De Nathan Goodman. Original: Does Anarchism Conflict With Human Nature? 24 de outubro 2013. Traduzido para o português por Gabriel Serpa.
Sei o suficiente sobre a natureza humana para saber que isso [o anarquismo] é um conceito ingenuamente falho.
A anarquia é uma bela ideia, mas entra em conflito com a natureza humana.
Os anarquistas estão acostumados a ouvir tais objeções a todo momento. Parece haver um consenso de que uma sociedade sem estado, erigida sobre os princípios da esquerda libertária, é incompatível com a natureza humana. Mas será que isso é verdadeiro?
Penso que se a natureza humana existe, nós discernimos sobre ela através de pesquisas psicológicas, antropológicas, históricas e econômicas. Sendo assim, o que algumas pesquisas nessas áreas têm a nos dizer a respeito dos estados — e das sociedades sem estado?

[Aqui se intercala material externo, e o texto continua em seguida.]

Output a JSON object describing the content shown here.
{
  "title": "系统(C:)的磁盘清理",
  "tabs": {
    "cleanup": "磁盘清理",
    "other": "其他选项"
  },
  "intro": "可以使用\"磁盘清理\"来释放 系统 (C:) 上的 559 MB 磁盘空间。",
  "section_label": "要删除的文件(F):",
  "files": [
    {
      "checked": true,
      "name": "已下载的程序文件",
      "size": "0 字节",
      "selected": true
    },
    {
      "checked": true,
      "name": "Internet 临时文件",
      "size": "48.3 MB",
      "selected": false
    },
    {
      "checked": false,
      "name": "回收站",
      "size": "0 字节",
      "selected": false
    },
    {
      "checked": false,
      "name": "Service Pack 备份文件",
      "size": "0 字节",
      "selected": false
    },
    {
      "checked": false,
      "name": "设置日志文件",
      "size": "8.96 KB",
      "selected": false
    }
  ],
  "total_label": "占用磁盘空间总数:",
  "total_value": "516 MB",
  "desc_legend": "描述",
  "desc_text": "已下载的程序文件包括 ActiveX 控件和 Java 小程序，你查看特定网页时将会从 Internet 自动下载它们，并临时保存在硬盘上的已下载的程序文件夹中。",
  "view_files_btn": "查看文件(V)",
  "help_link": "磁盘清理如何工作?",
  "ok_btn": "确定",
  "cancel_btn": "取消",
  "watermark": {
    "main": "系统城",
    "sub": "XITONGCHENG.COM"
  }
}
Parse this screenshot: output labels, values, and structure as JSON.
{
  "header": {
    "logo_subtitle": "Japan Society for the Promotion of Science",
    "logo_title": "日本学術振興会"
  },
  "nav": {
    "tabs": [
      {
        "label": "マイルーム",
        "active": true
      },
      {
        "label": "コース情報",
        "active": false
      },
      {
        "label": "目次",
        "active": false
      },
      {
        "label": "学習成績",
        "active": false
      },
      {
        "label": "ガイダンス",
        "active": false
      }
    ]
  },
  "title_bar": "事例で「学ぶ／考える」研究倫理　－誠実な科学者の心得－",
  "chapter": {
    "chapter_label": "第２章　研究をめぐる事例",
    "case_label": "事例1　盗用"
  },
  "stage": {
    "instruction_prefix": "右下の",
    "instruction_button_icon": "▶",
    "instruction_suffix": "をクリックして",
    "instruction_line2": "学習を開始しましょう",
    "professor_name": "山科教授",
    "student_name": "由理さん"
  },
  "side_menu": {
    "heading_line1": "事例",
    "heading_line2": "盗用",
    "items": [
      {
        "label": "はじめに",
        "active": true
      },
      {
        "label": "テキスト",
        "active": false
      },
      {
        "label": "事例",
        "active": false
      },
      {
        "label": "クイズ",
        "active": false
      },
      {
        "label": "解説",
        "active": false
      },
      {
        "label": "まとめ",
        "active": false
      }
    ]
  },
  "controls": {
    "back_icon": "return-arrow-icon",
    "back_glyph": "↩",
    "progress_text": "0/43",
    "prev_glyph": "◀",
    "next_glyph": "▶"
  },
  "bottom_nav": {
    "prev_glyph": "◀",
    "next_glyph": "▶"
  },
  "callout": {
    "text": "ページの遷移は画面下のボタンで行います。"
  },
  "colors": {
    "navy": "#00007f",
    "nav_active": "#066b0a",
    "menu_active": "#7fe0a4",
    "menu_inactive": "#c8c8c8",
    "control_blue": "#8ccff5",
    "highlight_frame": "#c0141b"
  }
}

Pesquisas antropológicas e históricas confirmam a existência de sociedades estáveis, sem nada que se possa denominar estados. James C. Scott documenta algumas delas no Sudeste Asiático, no seu livro The Art of Not Being Governed. Há também evidências de uma sociedade efetivamente sem estado que existiu sob leis policêntricas funcionais, por um período prolongado, na Islândia.
Que tal agora uma pesquisa no campo psicológico? Experiências em psicologia social, como aquelas de Milgram e Zimbardo, mostram que hierarquia e autoridade — que são, essencialmente, intrínsecas aos estados — criam fortes incentivos ao abuso de poder. A psicóloga Sharon Presley resume algumas pesquisas sobre obediência e autoridade em seu artigo The Present and Future of Obedience to Unjust Authority.
E quanto à economia? Elinor Ostrom utilizou tanto modelos da teoria dos jogos quanto uma extensa pesquisa empírica para mostrar que instituições sociais participativas, descentralizadas, e de base podem efetivamente administrar e gerir recursos comuns, sem qualquer regulamentação estatal. Embora a própria Ostrom não fosse uma anarquista, sua pesquisa demonstra as possibilidades vigorosas de autogoverno, e ilumina como a organização descentralizada e voluntária pode construir uma ação coletiva sem os problemas de informação que afetam os estados. A pesquisa econômica que reforça o argumento do anarquismo não se limita, porém, ao trabalho de Ostrom. No que tange aos estados, por exemplo, a teoria da escolha pública parte de suposições bastante razoáveis de que a economia dominante se aproveita da natureza humana; e mostra que os estados muitas vezes vêm com incentivos perversos — inatos — que os levarão a se comportar de forma destrutiva e irresponsável.
Portanto, se olharmos a natureza humana através das lentes das ciências sociais, não é nada óbvio que ela seja uma força contrária ao anarquismo. Com efeito, ela pode fornecer um fortíssimo argumento em favor dele.